Jaycee Dugard Hero: Just Doing My Job

A University of California, Berkeley police officer whose suspicion of Phillip Garrido two weeks ago led to the discovery of the woman he has admitted kidnapping 18 years ago has been honored by the San Francisco Bay area city where she lives.
     
Officer Allison Jacobs was given a motorcade through Brentwood and a key to the city on Tuesday night. Jacobs also received several standing ovations from the audience during a City Council meeting where she was honored.

Jacobs and Lisa Campbell, UC Berkeley's special events coordinator, set off the astonishing chain of events that led to the Aug. 26 arrests of Garrido and his wife, Nancy, in the 1991 kidnapping of 11-year-old Jaycee Dugard.

Campbell met with Garrido two days earlier when he visited campus seeking a permit to hold a religious event. Campbell told Jacobs that Garrido and the two daughters her brought with him were acting strangely. Jacobs looked into Garrido's record and found out he was a registered sex offender and parolee. She contacted his parole agent, who did not know that Garrido had children.

Jacobs says she is humbled being honored for doing her job.

Also Tuesday, an independent expert has determined that a bone fragment found in  a backyard near the home of suspected kidnappers Phillip and Nancy Garrido is  probably human, Contra Costa County sheriff's spokesman Jimmy Lee said.

The sheriff's office is sending the fragment to the state  DNA laboratory for further testing.

Investigators searching for evidence linking Garrido to a series of unsolved murders said they found a bone fragment on the property next to Garrido's last week.

The bone was discovered after officials brought cadaver dogs to the property. On Tuesday investigators confirmed the bone came from a human but cautioned about jumping to conclusions.

"The expert has determined that the bone fragment found in the backyard of Garrido's neighbor is probably human," said Jimmy Lee, the director of public affairs for the Contra Costa County Sheriff's Office. "It should be noted that it is not uncommon to find Native American remains in Contra Costa County."

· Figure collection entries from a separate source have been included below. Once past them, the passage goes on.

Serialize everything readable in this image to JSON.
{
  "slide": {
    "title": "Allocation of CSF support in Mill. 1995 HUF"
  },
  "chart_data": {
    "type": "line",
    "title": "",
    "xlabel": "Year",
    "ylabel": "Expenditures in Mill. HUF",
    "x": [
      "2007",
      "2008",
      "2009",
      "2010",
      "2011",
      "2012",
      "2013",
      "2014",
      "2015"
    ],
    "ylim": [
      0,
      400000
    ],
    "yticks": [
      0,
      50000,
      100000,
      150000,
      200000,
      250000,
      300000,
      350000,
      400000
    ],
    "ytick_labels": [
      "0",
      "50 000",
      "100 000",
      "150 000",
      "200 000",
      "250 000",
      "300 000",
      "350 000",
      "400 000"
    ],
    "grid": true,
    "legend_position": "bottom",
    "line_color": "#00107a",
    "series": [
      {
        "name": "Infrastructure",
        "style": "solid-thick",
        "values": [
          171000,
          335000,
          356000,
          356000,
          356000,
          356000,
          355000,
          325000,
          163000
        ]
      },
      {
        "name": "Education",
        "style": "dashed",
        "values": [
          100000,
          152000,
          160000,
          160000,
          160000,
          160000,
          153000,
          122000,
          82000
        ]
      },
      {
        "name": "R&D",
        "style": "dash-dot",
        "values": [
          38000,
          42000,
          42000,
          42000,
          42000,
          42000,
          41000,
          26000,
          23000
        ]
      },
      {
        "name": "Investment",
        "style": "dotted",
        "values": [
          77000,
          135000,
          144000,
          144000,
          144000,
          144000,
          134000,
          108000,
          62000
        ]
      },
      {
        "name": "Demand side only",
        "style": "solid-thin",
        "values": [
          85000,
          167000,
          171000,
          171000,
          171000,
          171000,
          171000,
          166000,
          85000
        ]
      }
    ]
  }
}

The bone fragment was analyzed by an outside expert. The sheriff's office is requesting the state to examine the bone to see if it can develop a DNA profile of it, according to Lee.

Dugard, now 29, was allegedly forced to live in a series of  makeshift sheds and tents in the backyard of the Garridos' home on Walnut  Avenue in unincorporated Contra Costa County just outside Antioch, where she  was repeatedly raped and gave birth to two daughters fathered by Garrido,  authorities have said.

Pittsburg police said last week that they did not find any  evidence to link Garrido to the murders.